On October 23, many people gathered in the square in front of the National Library of the Chuvash Republic to pay tribute to Ivan Yakovlev, the great Chuvash enlightener, whose heart stopped beating on this day in 1930.Konstantin Yakovlev, Minister of Culture, Nationalities and Archival Affairs of the Chuvash Republic, Anatoly Ukhtiyarov, Vice President of the Chuvash National Congress, Lidia Filippova, Chairman of the Union of Professional Writers, Anatoly Kibech, People's Writer of Chuvashia, schoolchildren, students and professors of I. Yakovlev ChSPU, representatives of the creative intelligentsia attended the ceremony of laying flowers at the monument to Ivan Yakovlev.
Ivan Yakovlevich Yakovlev (1848-1930) was an educator of the Chuvash people, creator of the alphabet for the modern Chuvash written language.

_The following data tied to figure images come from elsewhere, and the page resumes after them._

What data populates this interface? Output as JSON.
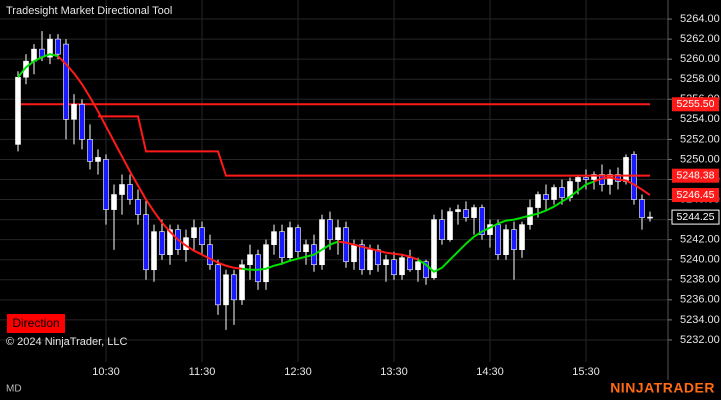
{
  "chart_data": {
    "type": "candlestick",
    "title": "Tradesight Market Directional Tool",
    "categories": [
      null,
      null,
      null,
      null,
      null,
      null,
      null,
      null,
      null,
      null,
      null,
      "10:30",
      null,
      null,
      null,
      null,
      null,
      null,
      null,
      null,
      null,
      null,
      null,
      "11:30",
      null,
      null,
      null,
      null,
      null,
      null,
      null,
      null,
      null,
      null,
      null,
      "12:30",
      null,
      null,
      null,
      null,
      null,
      null,
      null,
      null,
      null,
      null,
      null,
      "13:30",
      null,
      null,
      null,
      null,
      null,
      null,
      null,
      null,
      null,
      null,
      null,
      "14:30",
      null,
      null,
      null,
      null,
      null,
      null,
      null,
      null,
      null,
      null,
      null,
      "15:30",
      null,
      null,
      null,
      null,
      null,
      null,
      null,
      null
    ],
    "open": [
      5251.5,
      5258.2,
      5259.8,
      5261,
      5260.2,
      5262,
      5261.5,
      5254,
      5255.5,
      5252,
      5249.8,
      5250,
      5245,
      5246.5,
      5247.5,
      5246,
      5244.5,
      5239,
      5242.8,
      5240.5,
      5243,
      5241,
      5242.2,
      5243.2,
      5241.5,
      5239.5,
      5235.5,
      5238.5,
      5236,
      5239.5,
      5240.5,
      5237.8,
      5241.5,
      5242.8,
      5240.2,
      5243.2,
      5240.8,
      5241.5,
      5239.5,
      5244,
      5242,
      5243.2,
      5239.8,
      5241.5,
      5239,
      5241,
      5239.5,
      5240,
      5238.5,
      5240.2,
      5239,
      5239.8,
      5238.2,
      5244,
      5242,
      5244.8,
      5245,
      5244.2,
      5245.2,
      5242.5,
      5243.5,
      5240.5,
      5243,
      5241,
      5243.5,
      5245.2,
      5246.5,
      5246,
      5247.2,
      5246.2,
      5247.8,
      5248.2,
      5248,
      5248.5,
      5247.5,
      5248.5,
      5247.8,
      5250.5,
      5246,
      5244.2
    ],
    "high": [
      5258.8,
      5260.5,
      5261.5,
      5262.8,
      5262.5,
      5262.5,
      5262,
      5256.5,
      5256,
      5253.5,
      5251,
      5250.5,
      5247.5,
      5248.5,
      5248.5,
      5247,
      5246,
      5243.5,
      5244,
      5243.5,
      5243.5,
      5243,
      5244,
      5243.8,
      5242.5,
      5240,
      5239,
      5239,
      5240,
      5241.5,
      5241,
      5242,
      5243.5,
      5243.5,
      5243.8,
      5243.5,
      5242,
      5242.5,
      5244.5,
      5244.8,
      5244,
      5243.8,
      5242,
      5242,
      5241.5,
      5241.5,
      5240.5,
      5240.8,
      5240.5,
      5241,
      5240.2,
      5240,
      5244.5,
      5245,
      5245.2,
      5245.5,
      5245.8,
      5245.5,
      5245.5,
      5244,
      5244,
      5243.5,
      5243.8,
      5243.8,
      5246,
      5246.8,
      5247.5,
      5247.5,
      5248,
      5248.2,
      5248.5,
      5249,
      5248.8,
      5249.5,
      5249,
      5249.2,
      5250.5,
      5250.8,
      5246.5,
      5244.8
    ],
    "low": [
      5250.8,
      5257.5,
      5258.5,
      5259.8,
      5259.5,
      5260,
      5252,
      5251.5,
      5251,
      5249,
      5248.5,
      5243.5,
      5241,
      5244.5,
      5245.5,
      5243.5,
      5238,
      5237.8,
      5240,
      5239.5,
      5240.5,
      5239.8,
      5241,
      5240.5,
      5239,
      5234.5,
      5233,
      5233.5,
      5235.5,
      5238,
      5237,
      5237,
      5240.5,
      5239.5,
      5239.8,
      5240.2,
      5239.5,
      5238.8,
      5239,
      5241,
      5240.5,
      5239.2,
      5239,
      5238.5,
      5238.5,
      5238.8,
      5237.8,
      5238,
      5238,
      5238.8,
      5237.8,
      5237.5,
      5238,
      5241.5,
      5241.8,
      5243.5,
      5243.8,
      5242.5,
      5242,
      5241.2,
      5240,
      5240,
      5238,
      5240.2,
      5243,
      5244.2,
      5245,
      5245.5,
      5245.5,
      5245.8,
      5246.5,
      5247,
      5247,
      5246.8,
      5246.5,
      5247,
      5247.5,
      5245.5,
      5243,
      5243.8
    ],
    "close": [
      5258.2,
      5259.8,
      5261,
      5260.2,
      5262,
      5260.5,
      5254,
      5255.5,
      5252,
      5249.8,
      5250.2,
      5245,
      5246.5,
      5247.5,
      5246,
      5244.5,
      5239,
      5242.8,
      5240.5,
      5243,
      5241,
      5242.2,
      5243.2,
      5241.5,
      5239.5,
      5235.5,
      5238.5,
      5236,
      5239.5,
      5240.5,
      5237.8,
      5241.5,
      5242.8,
      5240.2,
      5243.2,
      5240.8,
      5241.5,
      5239.5,
      5244,
      5242,
      5243.2,
      5239.8,
      5241.5,
      5239,
      5241,
      5239.5,
      5240,
      5238.5,
      5240.2,
      5239,
      5239.8,
      5238.2,
      5244,
      5242,
      5244.8,
      5245,
      5244.2,
      5245.2,
      5242.5,
      5243.5,
      5240.5,
      5243,
      5241,
      5243.5,
      5245.2,
      5246.5,
      5246,
      5247.2,
      5246.2,
      5247.8,
      5248.2,
      5248,
      5248.5,
      5247.5,
      5248.5,
      5247.8,
      5250.2,
      5246,
      5244.2,
      5244.25
    ],
    "up_color": "#ffffff",
    "down_color": "#1a1aff",
    "series": [
      {
        "color": "#00e000",
        "values": [
          5258.2,
          5259.2,
          5259.8,
          5260.2,
          5260.5,
          5260.3,
          null,
          null,
          null,
          null,
          null,
          null,
          null,
          null,
          null,
          null,
          null,
          null,
          null,
          null,
          null,
          null,
          null,
          null,
          null,
          null,
          null,
          null,
          5239.1,
          5239,
          5239,
          5239.1,
          5239.4,
          5239.6,
          5239.9,
          5240.1,
          5240.3,
          5240.5,
          5241,
          5241.5,
          5241.8,
          null,
          null,
          null,
          null,
          null,
          null,
          null,
          null,
          null,
          5240,
          5239.5,
          5238.8,
          5239.2,
          5240,
          5240.8,
          5241.6,
          5242.3,
          5242.8,
          5243.2,
          5243.6,
          5243.9,
          5244,
          5244.2,
          5244.4,
          5244.6,
          5244.9,
          5245.3,
          5245.8,
          5246.3,
          5246.9,
          5247.5,
          5247.8,
          null,
          null,
          null,
          null,
          null,
          null,
          null
        ]
      },
      {
        "color": "#ff1a1a",
        "values": [
          null,
          null,
          null,
          null,
          null,
          5260.3,
          5259.5,
          5258.6,
          5257.5,
          5256.2,
          5254.8,
          5253.3,
          5251.8,
          5250.3,
          5248.8,
          5247.4,
          5246,
          5244.8,
          5243.7,
          5242.8,
          5242,
          5241.4,
          5240.9,
          5240.5,
          5240.1,
          5239.7,
          5239.4,
          5239.2,
          5239.1,
          null,
          null,
          null,
          null,
          null,
          null,
          null,
          null,
          null,
          null,
          null,
          5241.8,
          5241.7,
          5241.5,
          5241.3,
          5241.1,
          5240.9,
          5240.7,
          5240.6,
          5240.5,
          5240.3,
          5240,
          null,
          null,
          null,
          null,
          null,
          null,
          null,
          null,
          null,
          null,
          null,
          null,
          null,
          null,
          null,
          null,
          null,
          null,
          null,
          null,
          null,
          5247.8,
          5248.1,
          5248.2,
          5248,
          5247.9,
          5247.5,
          5247,
          5246.45
        ]
      },
      {
        "color": "#ff1a1a",
        "values": [
          null,
          null,
          null,
          null,
          null,
          null,
          null,
          null,
          null,
          null,
          5254.3,
          5254.3,
          5254.3,
          5254.3,
          5254.3,
          5254.3,
          5250.8,
          5250.8,
          5250.8,
          5250.8,
          5250.8,
          5250.8,
          5250.8,
          5250.8,
          5250.8,
          5250.8,
          5248.38,
          5248.38,
          5248.38,
          5248.38,
          5248.38,
          5248.38,
          5248.38,
          5248.38,
          5248.38,
          5248.38,
          5248.38,
          5248.38,
          5248.38,
          5248.38,
          5248.38,
          5248.38,
          5248.38,
          5248.38,
          5248.38,
          5248.38,
          5248.38,
          5248.38,
          5248.38,
          5248.38,
          5248.38,
          5248.38,
          5248.38,
          5248.38,
          5248.38,
          5248.38,
          5248.38,
          5248.38,
          5248.38,
          5248.38,
          5248.38,
          5248.38,
          5248.38,
          5248.38,
          5248.38,
          5248.38,
          5248.38,
          5248.38,
          5248.38,
          5248.38,
          5248.38,
          5248.38,
          5248.38,
          5248.38,
          5248.38,
          5248.38,
          5248.38,
          5248.38,
          5248.38,
          5248.38
        ]
      }
    ],
    "markers": [
      {
        "value": 5255.5,
        "label": "5255.50",
        "color": "#ff1a1a",
        "horizontal_line": true
      },
      {
        "value": 5248.38,
        "label": "5248.38",
        "color": "#ff1a1a"
      },
      {
        "value": 5246.45,
        "label": "5246.45",
        "color": "#ff1a1a"
      },
      {
        "value": 5244.25,
        "label": "5244.25",
        "color": "#000000"
      }
    ],
    "ylim": [
      5229.8,
      5265.9
    ],
    "yticks": [
      {
        "value": 5232,
        "label": "5232.00"
      },
      {
        "value": 5234,
        "label": "5234.00"
      },
      {
        "value": 5236,
        "label": "5236.00"
      },
      {
        "value": 5238,
        "label": "5238.00"
      },
      {
        "value": 5240,
        "label": "5240.00"
      },
      {
        "value": 5242,
        "label": "5242.00"
      },
      {
        "value": 5244,
        "label": "5244.00"
      },
      {
        "value": 5246,
        "label": "5246.00"
      },
      {
        "value": 5248,
        "label": "5248.00"
      },
      {
        "value": 5250,
        "label": "5250.00"
      },
      {
        "value": 5252,
        "label": "5252.00"
      },
      {
        "value": 5254,
        "label": "5254.00"
      },
      {
        "value": 5256,
        "label": "5256.00"
      },
      {
        "value": 5258,
        "label": "5258.00"
      },
      {
        "value": 5260,
        "label": "5260.00"
      },
      {
        "value": 5262,
        "label": "5262.00"
      },
      {
        "value": 5264,
        "label": "5264.00"
      }
    ],
    "grid": true
  },
  "copyright": "© 2024 NinjaTrader, LLC",
  "button": "Direction",
  "footer_left": "MD",
  "logo": "NINJATRADER"
}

Born in a peasant family, he graduated from the Faculty of History and Philology of Kazan University in 1875.
In 1868, while studying at the Simbirsk gymnasium, he opened a private school in Simbirsk, which later became the first national school, the first professional educational institution of the Chuvash people - the Simbirsk Chuvash teacher’s school (1890), the seminary (1918), then the first university - the Institute of Public Education (1920).
Yakovlev contributed to the opening of the Chuvash and other national schools in the Volga region. He developed a teaching methodology for Chuvash schools, creatively using the pedagogical heritage of K. D. Ushinsky and his followers.
In 1871 Yakovlev composed the Chuvash alphabet on the basis of Russian graphics and a primer, which were further improved. The new “Primer for Chuvash with the joint Russian alphabet” was edited more than 30 times during Yakovlev’s life and was intended not only to teach the basics of literacy, but also to instill the necessary norms of behavior.
Books for reading were compiled by him on the basis of stories from folk life and samples of oral folk art, the collector of which he was; his translations of the classics of Russian fiction (A.S. Pushkin, I.A. Krylov, L.N. Tolstoy, N.A. Nekrasov, etc.), as well as popular science books published by him, contributed to the formation of the Chuvash literary language and the formation of national literature.
In the period of 1875-1903 Ivan Yakovlevich served as inspector of the Chuvash schools of the Kazan educational district, until 1919 he continued to supervise the Chuvash pedagogical educational institution created by him in Simbirsk.
In September 1919 he retired and moved to his son in Moscow. He died on October 23, 1930 and was buried at the Vagankovsky cemetery.
In 1958 the Chuvash State Pedagogical University was named after Ivan Yakovlevich Yakovlev. His museum is open to the public on its premises.